Do you hesitate between Pinsa and Pizza? Here is the opinion of a dietician
Star of social networks, the Pinsa invites itself to our tables as a cousin of Neapolitan pizza. But is it really more digestible or healthier? A dietician responds.

Did you think you know all the variations of pizza? The Pinsa, from Rome, stands out as the new darling of foodies. But behind this fashion, what really hides this Italian alternative? Alexandra Murcier, dietician-nutritionist, deciphers her differences with classic pizza and explains if she really deserves her more healthy image.

What really distinguishes pinsa from pizza

The first difference is in the dough. “”Pinsa is made up of three different flours: wheat flour, rice flour and soy flour“, Details the expert. Result: a crunchy and light texture that changes from the traditional pizza bottom.

According to her, this composition gives it a nutritional asset: “It is an interesting alternative to pizza from this point of view: it will be more protein and more interesting so for satiety“.

Another argument: its digestibility. “”By mixing three flours, two of which do not contain gluten, the Pinsa will be as better digested than the pizza dough“Explains the nutritionist. To this is added a longer maturation time, often highlighted by her followers.
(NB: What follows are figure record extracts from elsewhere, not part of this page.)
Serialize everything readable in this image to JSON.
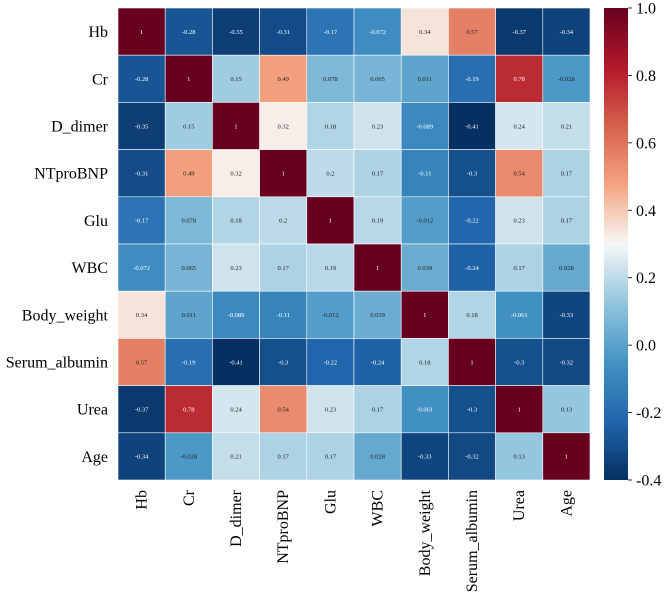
{
  "chart_data": {
    "type": "heatmap",
    "title": "",
    "xlabel": "",
    "ylabel": "",
    "variables": [
      "Hb",
      "Cr",
      "D_dimer",
      "NTproBNP",
      "Glu",
      "WBC",
      "Body_weight",
      "Serum_albumin",
      "Urea",
      "Age"
    ],
    "matrix": [
      [
        1,
        -0.28,
        -0.35,
        -0.31,
        -0.17,
        -0.072,
        0.34,
        0.57,
        -0.37,
        -0.34
      ],
      [
        -0.28,
        1,
        0.15,
        0.49,
        0.078,
        0.065,
        0.011,
        -0.19,
        0.78,
        -0.028
      ],
      [
        -0.35,
        0.15,
        1,
        0.32,
        0.18,
        0.23,
        -0.089,
        -0.41,
        0.24,
        0.21
      ],
      [
        -0.31,
        0.49,
        0.32,
        1,
        0.2,
        0.17,
        -0.11,
        -0.3,
        0.54,
        0.17
      ],
      [
        -0.17,
        0.078,
        0.18,
        0.2,
        1,
        0.19,
        -0.012,
        -0.22,
        0.23,
        0.17
      ],
      [
        -0.072,
        0.065,
        0.23,
        0.17,
        0.19,
        1,
        0.039,
        -0.24,
        0.17,
        0.028
      ],
      [
        0.34,
        0.011,
        -0.089,
        -0.11,
        -0.012,
        0.039,
        1,
        0.18,
        -0.061,
        -0.33
      ],
      [
        0.57,
        -0.19,
        -0.41,
        -0.3,
        -0.22,
        -0.24,
        0.18,
        1,
        -0.3,
        -0.32
      ],
      [
        -0.37,
        0.78,
        0.24,
        0.54,
        0.23,
        0.17,
        -0.061,
        -0.3,
        1,
        0.13
      ],
      [
        -0.34,
        -0.028,
        0.21,
        0.17,
        0.17,
        0.028,
        -0.33,
        -0.32,
        0.13,
        1
      ]
    ],
    "colorbar": {
      "range": [
        -0.4,
        1.0
      ],
      "ticks": [
        "1.0",
        "0.8",
        "0.6",
        "0.4",
        "0.2",
        "0.0",
        "-0.2",
        "-0.4"
      ],
      "tick_values": [
        1.0,
        0.8,
        0.6,
        0.4,
        0.2,
        0.0,
        -0.2,
        -0.4
      ],
      "colormap": "RdBu_r"
    }
  }
}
Is the Pinsa really healthier?

On the glycemic level, the advantage is real. “”It will less increase our blood sugar in the blood. On the other hand from a calorie point of view, the difference is not necessarily very significant, compared to the pizza“, nuance Alexandra Murcier.

The reputation of alternative healthy is therefore to be put into perspective. “”We can make a much more caloric pinsa than a pizza, it all depends on the actual filling“Insists the dietician.

Tips for composing balanced Pinsa

To take advantage of its qualities, everything is a matter of garnish. “”The idea is then to balance the garnish, by putting vegetables, favoring white ham rather than pepperoni and keeping a light hand with the cheese“, she recommends.

Another simple advice to avoid excess: “accompany it with a green salad to balance your meal and listen to your satiety, without forceing yourself to finish it“.